Les législateurs chinois ont délibéré en décembre 2020 sur un projet de loi contre le gaspillage alimentaire afin d’assurer la sécurité alimentaire.

Le projet est composé de 32 articles, et a été soumis à la session en cours du Comité permanent de l’Assemblée populaire nationale pour la première lecture.

Le texte est d’une grande importance pour promouvoir un mode de vie et de consommation sain, rationnel et écologique, a écrit Le Quotidien du Peuple. « Il est également essentiel pour l’accélération de la construction d’une société respectueuse des ressources et de l’environnement, ainsi que pour un développement économique et social durable », selon une explication soumise à la session.

Les législateurs ont élevé les politiques et mesures efficaces que le pays a adoptées ces dernières années au rang de projet de loi dans le but d’établir un mécanisme à long terme pour prévenir le gaspillage alimentaire, d’après l’explication.

Le projet de loi précise les responsabilités du gouvernement, des prestataires de services de restauration et des particuliers en matière de lutte contre le gaspillage alimentaire.

Il exige également la mise en place d’un mécanisme de lutte contre le gaspillage alimentaire, dans lequel différentes parties de la société sont impliquées, dont les associations industrielles, le secteur de l’éducation et les médias.

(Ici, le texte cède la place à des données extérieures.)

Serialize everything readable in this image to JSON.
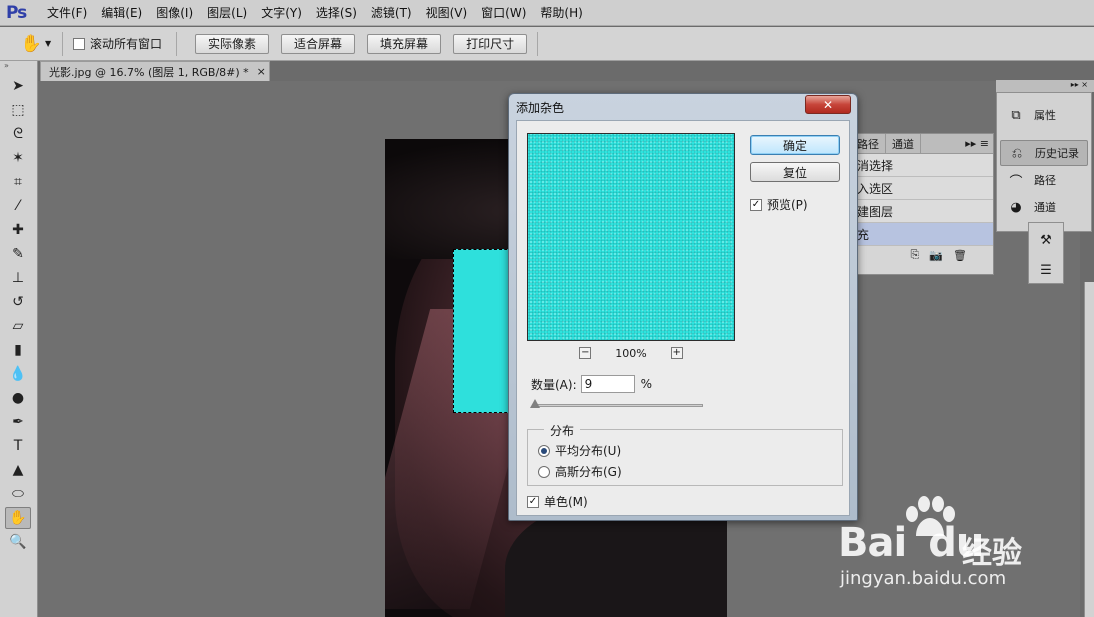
{
  "app": {
    "logo": "Ps"
  },
  "menu": [
    "文件(F)",
    "编辑(E)",
    "图像(I)",
    "图层(L)",
    "文字(Y)",
    "选择(S)",
    "滤镜(T)",
    "视图(V)",
    "窗口(W)",
    "帮助(H)"
  ],
  "options": {
    "scroll_all_label": "滚动所有窗口",
    "scroll_all_checked": false,
    "buttons": [
      "实际像素",
      "适合屏幕",
      "填充屏幕",
      "打印尺寸"
    ]
  },
  "document_tab": {
    "title": "光影.jpg @ 16.7% (图层 1, RGB/8#) *",
    "close": "×"
  },
  "history_panel": {
    "tabs": [
      "路径",
      "通道"
    ],
    "rows": [
      "消选择",
      "入选区",
      "建图层",
      "充"
    ]
  },
  "dock": {
    "items": [
      {
        "label": "属性",
        "icon": "properties-icon"
      },
      {
        "label": "历史记录",
        "icon": "history-icon"
      },
      {
        "label": "路径",
        "icon": "path-icon"
      },
      {
        "label": "通道",
        "icon": "channels-icon"
      }
    ]
  },
  "dialog": {
    "title": "添加杂色",
    "close": "✕",
    "ok_label": "确定",
    "reset_label": "复位",
    "preview_label": "预览(P)",
    "preview_checked": true,
    "zoom_value": "100%",
    "amount_label": "数量(A):",
    "amount_value": "9",
    "amount_unit": "%",
    "distribution_label": "分布",
    "uniform_label": "平均分布(U)",
    "gaussian_label": "高斯分布(G)",
    "selected_distribution": "uniform",
    "mono_label": "单色(M)",
    "mono_checked": true,
    "preview_color": "#2fe3de"
  },
  "watermark": {
    "brand": "Bai",
    "brand_du": "du",
    "cn": "经验",
    "url": "jingyan.baidu.com"
  }
}
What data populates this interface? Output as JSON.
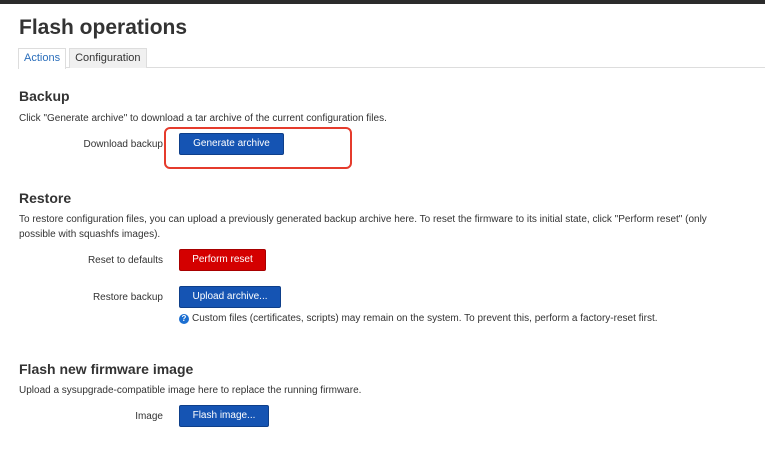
{
  "page": {
    "title": "Flash operations"
  },
  "tabs": [
    {
      "label": "Actions",
      "active": true
    },
    {
      "label": "Configuration",
      "active": false
    }
  ],
  "backup": {
    "title": "Backup",
    "description": "Click \"Generate archive\" to download a tar archive of the current configuration files.",
    "download_label": "Download backup",
    "generate_button": "Generate archive"
  },
  "restore": {
    "title": "Restore",
    "description": "To restore configuration files, you can upload a previously generated backup archive here. To reset the firmware to its initial state, click \"Perform reset\" (only possible with squashfs images).",
    "reset_label": "Reset to defaults",
    "reset_button": "Perform reset",
    "restore_label": "Restore backup",
    "upload_button": "Upload archive...",
    "hint_icon": "?",
    "hint": "Custom files (certificates, scripts) may remain on the system. To prevent this, perform a factory-reset first."
  },
  "flash": {
    "title": "Flash new firmware image",
    "description": "Upload a sysupgrade-compatible image here to replace the running firmware.",
    "image_label": "Image",
    "flash_button": "Flash image..."
  },
  "colors": {
    "primary_button": "#1554b3",
    "danger_button": "#d40000",
    "active_tab_text": "#2a6ebb",
    "highlight_annotation": "#e53b2c",
    "hint_icon": "#1c6fd1"
  },
  "icons": {
    "hint": "question-circle-icon"
  }
}
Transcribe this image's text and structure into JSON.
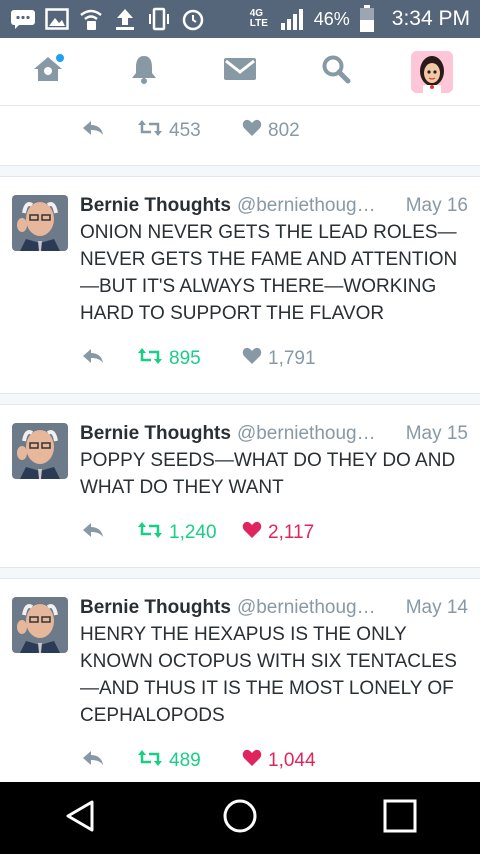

Outre la loi, il existe une interprétation judiciaire applicable aux poursuites liées à la sécurité alimentaire, afin de réglementer davantage les procédures de ces procès et les responsabilités des parties concernées.

La Cour populaire suprême (CPS) de la Chine a indiqué début décembre 2020 que la responsabilité des plates-formes de ventes en ligne et des prestataires de services de transport public seraient engagées lorsque les aliments vendus ou fournis posent des problèmes de sécurité alimentaire.

Selon l’interprétation, « lorsque la négligence des plate-formes de ventes en ligne dans la supervision des magasins d’aliments qui leur sont confiés entraîne des problèmes de sécurité alimentaire, les tribunaux doivent soutenir la demande des consommateurs selon laquelle les plates-formes devraient être tenues responsables de la violation de leurs droits ».

Le document précise que les prestataires de services de transport public fournissant des produits alimentaires de qualité inférieure aux passagers, ces derniers auront droit à une compensation.

Les prestataires doivent veiller à ce que les aliments qu’ils distribuent respectent les normes de sécurité alimentaire, qu’ils soient fournis gratuitement ou non, a noté l’interprétation. Cette interprétation judiciaire prendra effet le 1er janvier 2021, selon la CPS.